I also know that I benefit from the hard work of labor activists who fought for things I take for granted: a 40-hour work week, the concept of "the weekend," safety precautions at the workplace, the idea of "benefits," and so many other things that make my work life very livable. My working conditions are pretty much as shiny as they get, though, and I am intimately aware that the struggle has only just begun for many of us. Labor Day is, for me, a day to honor the achievements of labor activists while remaining critical of the fits-and-starts nature of labor advances that often accrue to the white collar and—often white—working class first. Tithe your local labor movements, people—it's everybody's fight.

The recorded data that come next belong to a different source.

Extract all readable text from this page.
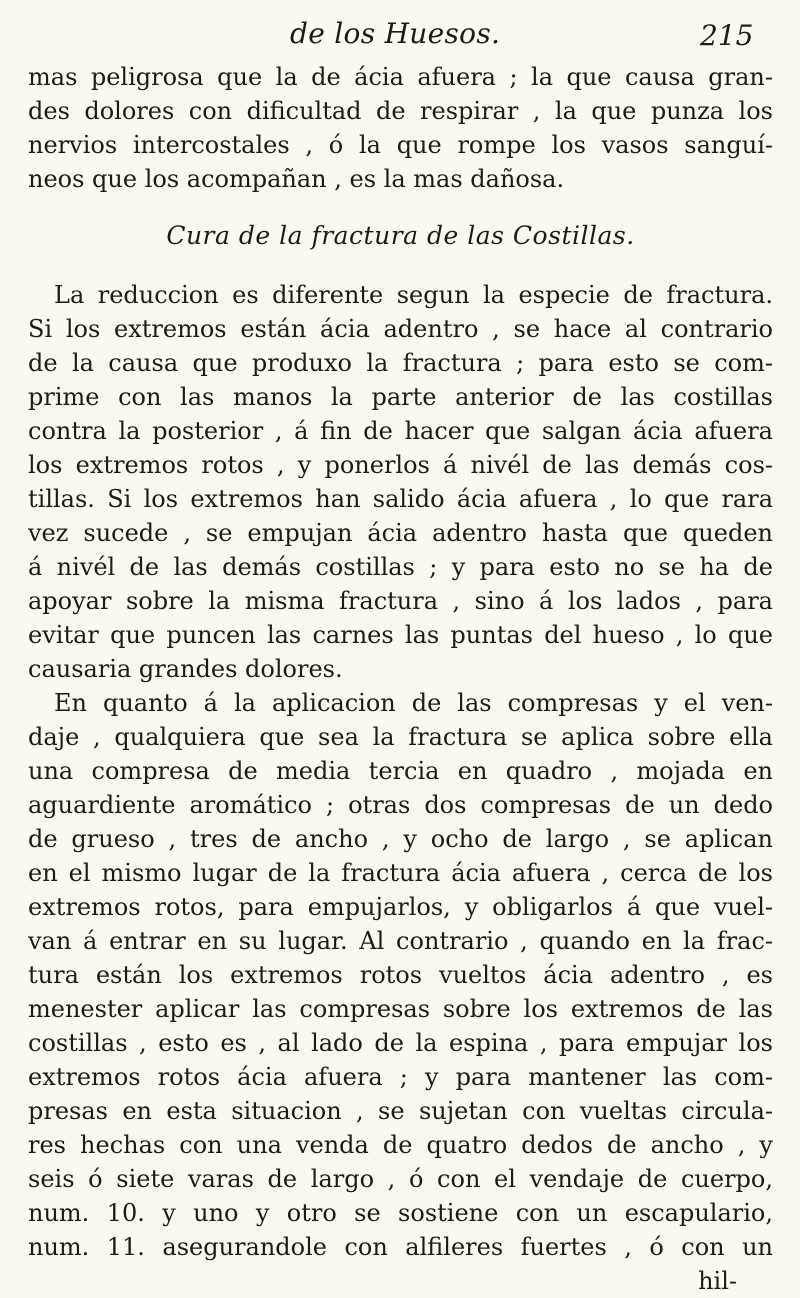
de los Huesos.	215
mas peligrosa que la de ácia afuera ; la que causa gran-
des dolores con dificultad de respirar , la que punza los
nervios intercostales , ó la que rompe los vasos sanguí-
neos que los acompañan , es la mas dañosa.
Cura de la fractura de las Costillas.
La reduccion es diferente segun la especie de fractura.
Si los extremos están ácia adentro , se hace al contrario
de la causa que produxo la fractura ; para esto se com-
prime con las manos la parte anterior de las costillas
contra la posterior , á fin de hacer que salgan ácia afuera
los extremos rotos , y ponerlos á nivél de las demás cos-
tillas. Si los extremos han salido ácia afuera , lo que rara
vez sucede , se empujan ácia adentro hasta que queden
á nivél de las demás costillas ; y para esto no se ha de
apoyar sobre la misma fractura , sino á los lados , para
evitar que puncen las carnes las puntas del hueso , lo que
causaria grandes dolores.
En quanto á la aplicacion de las compresas y el ven-
daje , qualquiera que sea la fractura se aplica sobre ella
una compresa de media tercia en quadro , mojada en
aguardiente aromático ; otras dos compresas de un dedo
de grueso , tres de ancho , y ocho de largo , se aplican
en el mismo lugar de la fractura ácia afuera , cerca de los
extremos rotos, para empujarlos, y obligarlos á que vuel-
van á entrar en su lugar. Al contrario , quando en la frac-
tura están los extremos rotos vueltos ácia adentro , es
menester aplicar las compresas sobre los extremos de las
costillas , esto es , al lado de la espina , para empujar los
extremos rotos ácia afuera ; y para mantener las com-
presas en esta situacion , se sujetan con vueltas circula-
res hechas con una venda de quatro dedos de ancho , y
seis ó siete varas de largo , ó con el vendaje de cuerpo,
num. 10. y uno y otro se sostiene con un escapulario,
num. 11. asegurandole con alfileres fuertes , ó con un
hil-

But if I'm being real, I also spend Labor Day on vacation. Such privilege. This year's trip took us to Shenandoah for an overnight with a couple of good friends. Three of us love hiking, one of us pretends not to have strong feelings about it but we don't believe he doesn't love it, and none of us were up for a hike in the rain, so we spent our first day outside of the park, in Winchester, Virginia, because that town seemed as good a town as any.
And it was. The ladyfriend and I once spent a Groupon-inspired night in a hotel on Winchester's main drag, but spent much of our romantic vacation outside as police searched the third floor for a gunman. Fortunately no one was hurt, they said when we were allowed back inside. It's a strange turn of phrase when a woman is stalked and threatened with a gun by a man, that "no one was hurt," but I digress.
This weekend was gunman-free, at least for us. We got a late start like you do, headed to Front Royal's entry station before a rain-induced turn got us on the Intercounty Connector, Maryland's most expensive toll road. This was, of course, a field trip all in itself. I mean, who doesn't want to drive for 17 miles on a road that cost over $2.5 billion? This week the thing got celebrated with a special renaming ceremony in honor of former Gov. Bob Ehrlich. What a thing to call a toll road your signature achievement, and to have it renamed in your honor by a governor whose biggest achievement may be his NOT spending that much money to build a public transportation project that would have transformed Baltimore. So much money sunk into connecting roads to more roads to enable more and more sprawl that produces a need for more roads connecting roads to roads, all of us tracked by E-ZPasses that we have to have to drive on these roads we already paid for.
We finally reached Winchester, stopped for a quick lunch, and then headed to the Museum of the Shenandoah Valley to learn more about where we were. I'm always up for Civil War history, rain or shine, and I expected to learn about this region's relationship to it and to slavery. I mean, we were in Virginia, home state of Robert E. Lee. Winchester boasts the Stonewall Jackson's Headquarters Museum. Winchester resident Heyward Shepard, a free Black man, was the first casualty of John Brown's raid at Harper's Ferry, just 30 miles away. His death was used by the South as evidence that Black people were loyal to White people and the Confederacy for decades, from his burial with military honors to his memorial at Harper's Ferry. We were booked at a Holiday Inn off Jubal Early Drive, just up the block from the Best Western Lee-Jackson Hotel and Conference Center. We were definitely in the heart of the Civil War—at least its memory—so I fully expected some Lost Cause bullshit, or maybe even some sorry-about-that-Lost-Cause-bullshit reflection.
I got none of that. Instead I got a traveling art show dedicated to drawings and sculptures of animals, some fancy gardens, and a history of the Shenandoah Valley as told through the Valley's 10 counties and their major industries. Enslaved people were mentioned in a couple exhibits, but were largely absent from the interpretations. One sign about the history of the Valley informed visitors that "Slaves were among Valley residents who did not prosper in the mid-1700s." Pretty sure that's true.
There was one room dedicated to the Civil War that showed a revolving selection of movies about different phases of the war. I learned about the burning of the Valley by Union troops, that Valley residents were, like much of Virginia, ambivalent about secession, but nothing about slavery in the region. I started to wonder if maybe slavery had skipped this part of the South, so I pulled out my phone to do a little research. Turns out there's a popular misconception that slavery didn't really exist in the Valley, that it wasn't essential to the farm economy here. Twenty percent of the people who lived here were enslaved in the 19th century, though. The history of slavery was a very present absence, at least for me, at this museum, just as it is on our Confederate memorializing roads and bridges where the Civil War is just the story of white military heroes, where "we" are all Americans.
The next day we got in a hike, up and down rocks to beautiful views, the luxury to forget again the lives written out so we can have our stories. Happy Labor Day to me.